Il jeta un œil dédaigneux au cocon de vertu où s'était réfugié le blond.

— Ca... Caporal ?!

Armin sursauta en apercevant son supérieur. Que faisait-il ici ?

— Crier au milieu des arbres te défoulera sur le moment, mais ça ne réglera pas ton problème.

— Qu-

— Tch, c'est pas compliqué de savoir ce qui se trame dans ta caboche, coupe au bol, le coupa Livaï. Tu te demande encore pourquoi je t'ai choisi à la place d'Erwin, hein ?

Le titan colossal déglutit péniblement devant la justesse de ses mots. C’était bien cette éternelle question, avec l'irrépressible sentiment de culpabilité, qui lui collait à la peau.

— Écoute-moi bien, petite tête, continua le brun. Cette décision, elle vient de moi et de moi seul, compris ? T'occupe pas du raisonnement qui a suivi avant. En cas de pépin, je suis le seul à blâmer.

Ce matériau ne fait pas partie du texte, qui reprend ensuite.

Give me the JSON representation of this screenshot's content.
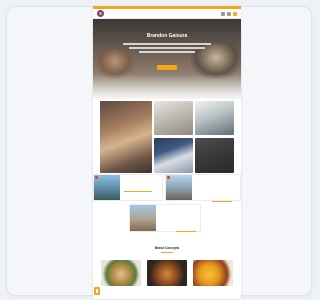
{
  "brand": {
    "logo_text": "",
    "accent": "#f2a81d",
    "brand_purple": "#6b3fa0"
  },
  "hero": {
    "kicker": "",
    "title": "Brandon Gaisura",
    "cta_label": ""
  },
  "features": [
    {
      "caption": ""
    },
    {
      "caption": ""
    },
    {
      "caption": ""
    },
    {
      "caption": ""
    },
    {
      "caption": ""
    }
  ],
  "locations": [
    {
      "name": ""
    },
    {
      "name": ""
    },
    {
      "name": ""
    }
  ],
  "section": {
    "title": "Brand Concepts"
  },
  "food_cards": [
    {
      "label": ""
    },
    {
      "label": ""
    },
    {
      "label": ""
    }
  ],
  "icons": [
    "logo-icon",
    "menu-icon",
    "side-tab-icon"
  ]
}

Le pauvre Arlet se décomposa sur place. Il retenait sa respiration depuis plusieurs minutes maintenant, et son visage commençait à rosir légèrement.

— Qu... J... V... begeya-t-il.

— Je ne t'ai jamais demandé de remplacer Erwin, renchérit le caporal, ni d'égaler son génie ; tout simplement parce que l'expérience qu'il a acquis au cours de sa vie n'est pas rattrapable au milieu des livres et des sacs de frappe. Mais ton cerveau nous a déjà sorti du pétrin plus d'une fois ; alors arrête de te prendre la tête et contente-toi de nous pondre tes plans comme d'habitude. On te demande rien d’autre.

Livaï resta un instant à le dévisager en silence, attendant une réaction de la part du blond. Durant sa réprimande, le jeune Arlet avait baissé les yeux. Mais il était facile pour le caporal de deviner le sentiment qui perçait ses pupilles bleutées.

Face au mutisme de son soldat, le vétéran tourna les talons, jugeant qu'il lui fallait sûrement quelques instants pour digérer ce qu'il venait de lui dire. Mais alors qu'il allait partir, la voix d'Armin résonna :

— Je…

Livaï haussa un sourcil. Seul son visage se retourna pour le dévisager du coin de l’œil.

 Hm ?

— Je... réitéra le blond. J'aimerais devenir plus fort physiquement, mais je n'y arrive pas.

Le caporal plissa les yeux, attendant la suite. Car il avait forcément une suite. Arlet appartenait à la même catégorie de personne qu'Erwin et Hanji. Des gens qui ne se contentaient que rarement de faire tenir leurs idées en une seule phrase. C'était sans doute lié à leurs talents d’orateur.

— Je sais que le colossal n'est pas un titan fait pour le combat au corps à corps, reprit Armin. Mais pour autant, améliorer mes conditions physiques me permettrait de tenir plus longtemps sous cette forme et même de me transformer plusieurs fois sur une plus courte période.

Le blond se redressa avant de continuer.

— Mais j'ai beau essayer, je n'y arrive pas, s'écria-t-il d'une voix forte, presque fataliste, où perçait la frustration face à tous ces entraînements infructueux.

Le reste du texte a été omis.